L’autobiographie … l’autofiction, sa pratique naïve : problématisation de l’autobiographe. A Kaboul, la praxis de l’autofiction se replie sur un objet. Le sujet est un genre : l’autofiction est un sous-genre de l’autobiographie. A propos du roman, l’écrivain implique toujours une part de lui-même … mais il y a les talibans … L’autobiographie manque de conscience d’elle-même ; elle révèle une sorte d’innocence ; elle ne savait se passer de la fiction. Celle-là menace l’autobiographie comme les partisans d’Ahmad Massoud menacent le régime des talibans …
Les trois termes de la problématique s’extravertissent ainsi : les trois composants, soient l’autobiographie, l’autofiction et la fiction centripète et centrifuge. L’autobiographe afghan (ou français ?) n’a-t-il pas conscience d’une limite de l’autobiographie même si cette question peut faire penser à une suite de nombres qui tend vers l’infini ? S’insurge alors à la lumière d’un débat entre la vérité et la fiction le retour du débat : n’y a-t-il pas un désir plus ou moins conscient de se transformer en personnage de roman ?

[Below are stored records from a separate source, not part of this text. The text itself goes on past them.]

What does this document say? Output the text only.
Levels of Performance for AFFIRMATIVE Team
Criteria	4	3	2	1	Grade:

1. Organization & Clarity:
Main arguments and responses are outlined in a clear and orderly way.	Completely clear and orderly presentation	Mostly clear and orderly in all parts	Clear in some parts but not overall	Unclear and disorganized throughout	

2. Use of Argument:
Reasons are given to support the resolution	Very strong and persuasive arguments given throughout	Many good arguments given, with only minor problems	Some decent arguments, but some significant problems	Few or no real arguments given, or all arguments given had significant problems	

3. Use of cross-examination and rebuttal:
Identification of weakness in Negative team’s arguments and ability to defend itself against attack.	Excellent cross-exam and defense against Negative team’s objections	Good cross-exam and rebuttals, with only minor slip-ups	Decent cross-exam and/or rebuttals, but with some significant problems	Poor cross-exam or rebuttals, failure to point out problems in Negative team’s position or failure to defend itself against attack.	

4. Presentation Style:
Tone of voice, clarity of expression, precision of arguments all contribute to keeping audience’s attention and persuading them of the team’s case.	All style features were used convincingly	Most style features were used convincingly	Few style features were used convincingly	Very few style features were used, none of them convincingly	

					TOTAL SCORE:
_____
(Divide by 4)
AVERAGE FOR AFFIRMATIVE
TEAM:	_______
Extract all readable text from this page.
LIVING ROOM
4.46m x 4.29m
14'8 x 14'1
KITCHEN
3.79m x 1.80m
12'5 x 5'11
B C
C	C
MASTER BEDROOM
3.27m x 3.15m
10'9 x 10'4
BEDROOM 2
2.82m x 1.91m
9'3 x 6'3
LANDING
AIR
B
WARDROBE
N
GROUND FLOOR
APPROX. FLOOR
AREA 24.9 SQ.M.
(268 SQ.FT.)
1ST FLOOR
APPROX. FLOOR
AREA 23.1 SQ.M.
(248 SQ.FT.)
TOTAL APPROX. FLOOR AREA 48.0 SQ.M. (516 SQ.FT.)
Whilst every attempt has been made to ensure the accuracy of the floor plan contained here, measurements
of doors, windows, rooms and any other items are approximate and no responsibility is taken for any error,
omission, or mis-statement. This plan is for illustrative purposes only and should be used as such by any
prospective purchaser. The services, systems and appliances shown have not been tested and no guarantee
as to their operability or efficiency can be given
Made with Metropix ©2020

En 1939-1940, alors que l’Europe s’enfonce de nouveau dans la guerre, Annemarie Schwarzenbach voyage en voiture de Genève à Kaboul, en passant par l’Iran, avec la voyageuse, écrivaine et photographe suisse Ella Maillart, voyage marqué par ses problèmes de dépendance. L’épopée des deux femmes est relatée par cette dernière dans son livre La Voie cruelle. C’est au cours de ce périple qu’Annemarie Schwarzenbach rédige l’ouvrage Un hiver au Proche-Orient ; elle réalise également divers reportages pour des journaux suisses. Rentrée de périple, elle repart aux Etats-Unis où son état de dépendance à la morphine associé à ses tendances dépressive et suicidaire l’obligent à suivre plusieurs traitements psychiatriques. De là à en faire un personnage de roman il n’y a qu’un pas ; le titre même de mon ouvrage le suggère d’ailleurs plus ou moins.